Campania is well known for its dry white wines, but local red grape varieties Piedirosso and Sciascinoso were selected for the task. Most of Pompeii’s historic frescos – including those in the Villa dei Misteri – depict drinking and pouring red wine (see above).

Mastroberardino followed the Roman cultivation and wine-making methods described by Pliny ‘to the letter’, avoiding modern vinification techniques and planting at a density of 8000 vines per hectare. ‘Strangely enough, after 2000 years, wine-making techniques continue to be based on the principle of temperature control,’ he says.
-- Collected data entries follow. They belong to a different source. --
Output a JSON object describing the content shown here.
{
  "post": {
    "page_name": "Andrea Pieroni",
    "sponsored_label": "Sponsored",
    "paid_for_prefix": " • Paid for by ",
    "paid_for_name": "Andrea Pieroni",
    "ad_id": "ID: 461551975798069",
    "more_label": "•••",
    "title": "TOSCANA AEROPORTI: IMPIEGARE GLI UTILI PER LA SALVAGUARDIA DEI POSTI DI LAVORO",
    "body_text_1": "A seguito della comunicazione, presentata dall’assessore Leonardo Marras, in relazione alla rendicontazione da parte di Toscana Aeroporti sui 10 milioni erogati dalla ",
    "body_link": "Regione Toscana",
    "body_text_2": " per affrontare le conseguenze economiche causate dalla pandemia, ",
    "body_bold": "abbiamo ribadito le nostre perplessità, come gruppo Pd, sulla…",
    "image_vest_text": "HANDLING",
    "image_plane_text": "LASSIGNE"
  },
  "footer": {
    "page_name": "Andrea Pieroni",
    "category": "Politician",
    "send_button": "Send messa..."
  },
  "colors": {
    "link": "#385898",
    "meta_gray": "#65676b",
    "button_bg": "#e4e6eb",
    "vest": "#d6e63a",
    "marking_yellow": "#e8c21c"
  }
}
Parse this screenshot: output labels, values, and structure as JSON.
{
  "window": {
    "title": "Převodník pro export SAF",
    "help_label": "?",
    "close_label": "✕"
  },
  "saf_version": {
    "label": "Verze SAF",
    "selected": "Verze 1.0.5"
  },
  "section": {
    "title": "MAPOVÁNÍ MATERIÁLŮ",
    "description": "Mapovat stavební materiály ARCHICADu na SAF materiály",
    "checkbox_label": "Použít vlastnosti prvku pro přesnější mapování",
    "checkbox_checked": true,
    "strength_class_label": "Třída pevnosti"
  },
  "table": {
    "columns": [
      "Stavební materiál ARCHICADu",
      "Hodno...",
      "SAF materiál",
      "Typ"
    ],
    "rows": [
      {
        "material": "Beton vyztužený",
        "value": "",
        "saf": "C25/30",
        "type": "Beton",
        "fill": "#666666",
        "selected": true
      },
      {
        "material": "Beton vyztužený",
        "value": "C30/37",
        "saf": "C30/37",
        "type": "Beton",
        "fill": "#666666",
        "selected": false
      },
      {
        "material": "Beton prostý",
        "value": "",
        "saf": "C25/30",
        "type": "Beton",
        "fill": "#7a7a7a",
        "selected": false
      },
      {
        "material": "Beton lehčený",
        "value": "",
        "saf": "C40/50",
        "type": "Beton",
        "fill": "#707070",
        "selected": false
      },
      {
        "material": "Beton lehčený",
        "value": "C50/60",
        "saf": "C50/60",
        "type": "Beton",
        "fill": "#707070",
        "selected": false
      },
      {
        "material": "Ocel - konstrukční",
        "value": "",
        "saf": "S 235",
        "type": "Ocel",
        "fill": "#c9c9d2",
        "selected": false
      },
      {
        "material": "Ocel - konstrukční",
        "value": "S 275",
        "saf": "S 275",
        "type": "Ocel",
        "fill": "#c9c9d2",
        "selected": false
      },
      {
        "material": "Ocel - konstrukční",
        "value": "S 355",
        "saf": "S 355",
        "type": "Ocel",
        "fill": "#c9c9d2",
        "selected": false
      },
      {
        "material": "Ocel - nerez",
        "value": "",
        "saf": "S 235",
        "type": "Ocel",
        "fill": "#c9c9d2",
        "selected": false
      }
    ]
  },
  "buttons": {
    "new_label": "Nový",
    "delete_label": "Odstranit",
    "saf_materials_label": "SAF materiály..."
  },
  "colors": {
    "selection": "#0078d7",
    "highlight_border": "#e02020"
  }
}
‘Although we have descriptions of the wine, we cannot know for sure what it tasted like,’ says Professor Guzzo. ‘But this is the closest we can get to the wine that was drunk in the dining rooms of Pompeii.’

Government agricultural regulations prevented scientists from developing vines genetically from the remains of seeds found in the ruins of Pompeii, though researchers were able to study the residue of wine found in amphorae at the site.

Six bottles of Villa dei Misteri 2001 are to be presented to the president of Italy, Silvio Berlusconi, while the remaining 1715 bottles will go under the hammer at Rome’s Cavalieri Hilton Hotel on 29 April. The proceeds will be used to help restore Pompeii’s wine cellars.